图 8 的结果显示, 虽然激光粒度仪与沉降法 、筛析法的测试结果有一定差异, 但粒度参数的变化趋势却比较接近 。由于本研究所用的样品数量有限, 还不能认为上述结果是普遍的规律, 各种测试方法所得的粒度参数之间的相关性还有待进一步的研究 。但就已有的结果来看 ,不同测试方法所得数据有其自身的系统规律 。因此, 沉积物粒度数据的比较应保持在同一测量系统之内 ,According to某个测量系统的粒度数据建立起来的反映沉积环境、沉积物输运过程的规律 ,在运用于其他测量系统的测试数据时 ,要进行适用性分析。不同测量方法所得的测试结果之间的比较 ,可采用数理统计的方法 。本文研究中 , 进行了一些相关分析 , 但这些回归公式并不具有普适性, 因为沉积物具有区域性 ,不同区域的沉积物 ,物理特性不同 。
4.3 不同测试方法的准确度和准确度
不规则颗粒的粒径可以According to其不同的特征予以确定 ,如颗粒的横截面积、沉降速度 、体积以及能穿过的洞的孔径。不同的粒度分析方法According to于这些不同的特征 ,而且这些特征之间缺乏确定的关系。因此, 对于同一颗粒, 不同方法测定的粒径不尽相同。由于目前并没有一个对非球体颗粒粒径的统一定义, 因此不同方法的准确度难以比较。

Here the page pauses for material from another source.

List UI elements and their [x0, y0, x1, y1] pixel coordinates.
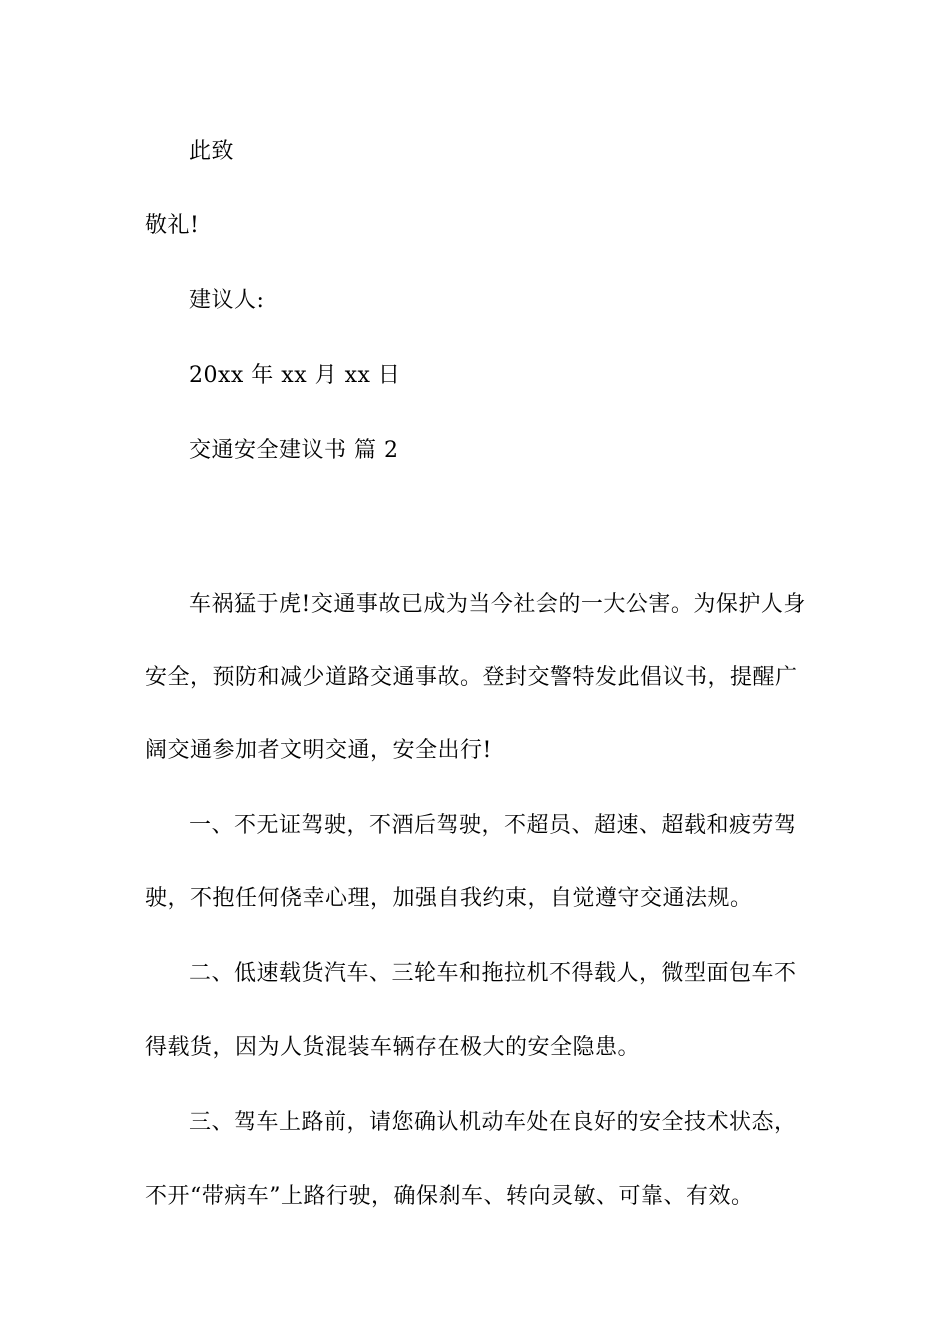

从操作的误差来看 ,沉降法(移液管法)的精度是不高的,除了操作方法本身的缺陷之外 ,人为因素带来的误差也可影响测试结果之可靠性 。因而这种方法被认为“对确定泥质样品中粉砂的大致含量还是有用的” 。筛析法沿用已久 ,对于不规则的天然沉积物,实际能通过筛孔的颗粒大小是由其中径所决定的(详见前文论述)。此外 ,筛孔变形、沉积物在机械振荡过程中的破碎以及沉积物之间密度的差异 , 都会增加测量结果的误差。相比而言 ,激光粒度仪的系统误差要远小于沉降法(移液管法)和筛析法 。此外 , 本文研究所用的 Cilas 940 L 激光粒度仪的测量范围涵盖了砂以下的粒级(海洋沉积、湖泊沉积和风成沉积的粒级一般在这个范围之内),可以避免不同测量方法之间匹配时产生的误差。
目前 ,粒度测试技术正处于迅速发展的阶段, 新仪器不断涌现 。这些仪器与传统的沉降法和筛析法相比,测试效率高 、操作简单 ,而且精度可靠,具有一定的优越性 。当然, 不同类型仪器之间测量结果的差异也是存在的。Sivitski 等综合比较了各种测量方法之间、同种方法不同类型仪器之间的测试结果, 认为总体上新型的粒度仪优于传统的沉降法、筛析法 。在众多可选择的粒度分析方法和仪器面前, 重要的是要了解它们的缺陷和不足, 以便合理使用 、分析其测试结果 。
5 结论
通过实验研究 ,分析了 Cilas 940 L 激光粒度仪的测试结果并与沉降法、筛析法进行了比较 。结果表明:
(1) 激光粒度仪的测试结果的重复性很好 ,具有较高的测量精度;影响其精度的主要因素是子样的代表性。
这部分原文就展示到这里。